Uluslararası Para Fonu'nun açıkladığı ekim ayı raporuna göre, Türkiye'de kişi başına düşen milli gelir bu yıl 7 bin 720 dolara kadar gerileyecek. Böylece kişi başına gelirde neredeyse 2005 yılına dönmüş olacağız. 15 yıl önceki kişi başına gelir ne kardı?
7 bin 350 dolar.
AK Parti iktidara geldiği 4 Kasım 2002 tarihinde dolar kuru 1,67 liraydı.
Kur, 2008 yılında 1,3 seviyesine inerek 5 yıl boyunca stabil halde kaldı. 2013 yılındaki 17-25 Aralık yolsuzluk ve rüşvet soruşturmaları, MİT tırları olaylarıyla Ocak 2014’te 2,3 lirayı gördü.
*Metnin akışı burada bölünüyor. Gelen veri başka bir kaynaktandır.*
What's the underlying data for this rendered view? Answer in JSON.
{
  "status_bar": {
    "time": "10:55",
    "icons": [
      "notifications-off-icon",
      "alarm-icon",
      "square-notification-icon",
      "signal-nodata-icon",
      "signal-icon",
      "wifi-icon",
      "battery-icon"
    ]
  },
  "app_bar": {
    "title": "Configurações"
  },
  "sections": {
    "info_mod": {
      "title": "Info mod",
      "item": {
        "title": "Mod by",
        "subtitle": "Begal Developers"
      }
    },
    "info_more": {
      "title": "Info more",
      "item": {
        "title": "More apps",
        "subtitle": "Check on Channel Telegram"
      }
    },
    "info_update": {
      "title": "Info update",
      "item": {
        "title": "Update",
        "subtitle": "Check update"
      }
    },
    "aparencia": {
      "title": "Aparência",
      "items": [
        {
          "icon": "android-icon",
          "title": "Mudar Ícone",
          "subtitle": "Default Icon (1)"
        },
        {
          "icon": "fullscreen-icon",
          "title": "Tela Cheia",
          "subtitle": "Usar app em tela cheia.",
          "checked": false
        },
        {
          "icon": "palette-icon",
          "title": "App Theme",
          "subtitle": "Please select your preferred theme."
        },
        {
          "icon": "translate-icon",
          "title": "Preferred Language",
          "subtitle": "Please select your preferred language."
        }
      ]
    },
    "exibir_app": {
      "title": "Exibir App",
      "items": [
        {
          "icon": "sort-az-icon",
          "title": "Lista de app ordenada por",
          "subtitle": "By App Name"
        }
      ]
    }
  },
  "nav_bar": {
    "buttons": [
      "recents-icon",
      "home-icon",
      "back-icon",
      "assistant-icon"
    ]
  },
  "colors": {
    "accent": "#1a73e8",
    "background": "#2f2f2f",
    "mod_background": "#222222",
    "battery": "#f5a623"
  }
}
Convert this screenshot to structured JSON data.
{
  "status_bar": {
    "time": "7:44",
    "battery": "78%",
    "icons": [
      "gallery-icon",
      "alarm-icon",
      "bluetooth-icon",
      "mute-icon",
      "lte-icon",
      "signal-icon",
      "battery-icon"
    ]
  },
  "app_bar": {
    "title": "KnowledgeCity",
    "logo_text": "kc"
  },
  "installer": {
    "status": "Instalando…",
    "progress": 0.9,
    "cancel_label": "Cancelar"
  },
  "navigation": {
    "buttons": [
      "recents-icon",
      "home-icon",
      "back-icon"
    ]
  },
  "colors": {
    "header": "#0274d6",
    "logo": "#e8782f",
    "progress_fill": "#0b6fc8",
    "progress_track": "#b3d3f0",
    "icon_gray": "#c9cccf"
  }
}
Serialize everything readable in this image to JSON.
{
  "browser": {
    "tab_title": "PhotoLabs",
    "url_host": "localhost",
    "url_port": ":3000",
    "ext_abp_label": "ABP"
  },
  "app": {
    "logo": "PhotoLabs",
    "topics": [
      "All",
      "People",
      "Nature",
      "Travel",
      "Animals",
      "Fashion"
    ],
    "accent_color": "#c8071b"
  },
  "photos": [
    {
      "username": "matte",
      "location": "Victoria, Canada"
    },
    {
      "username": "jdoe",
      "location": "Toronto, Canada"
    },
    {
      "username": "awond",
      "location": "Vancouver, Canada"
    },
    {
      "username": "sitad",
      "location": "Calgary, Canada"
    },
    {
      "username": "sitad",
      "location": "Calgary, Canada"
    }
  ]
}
Sonra hadiseler bitmedi tabii ki.
Genel seçimlerin 2015’te yeniden yapılması, FETÖ’nün 2016’daki darbe girişimi, anayasa değişikliği referandumu, rahip Brunson olayı, ABD’nin yaptırım tehditleri, S-400’ler falan falan…
Şimdi ise dolar 8,30 lirayı aştı.
Peki döviz kurunun önlenemez artışı ve kişi başına düşen milli gelirdeki düşüş önemli bir ekonomik gösterge midir?
Evet cancağızım…
Hem de çok iyi bir göstergedir.
Şimdi Erdoğan’ın, “Neredeeeeen nereyeeeeee” ifadesini neden kullanmadığını daha iyi anladım.
Baksanıza “Neredeeeeen nereyeeeeee” gelmişiz...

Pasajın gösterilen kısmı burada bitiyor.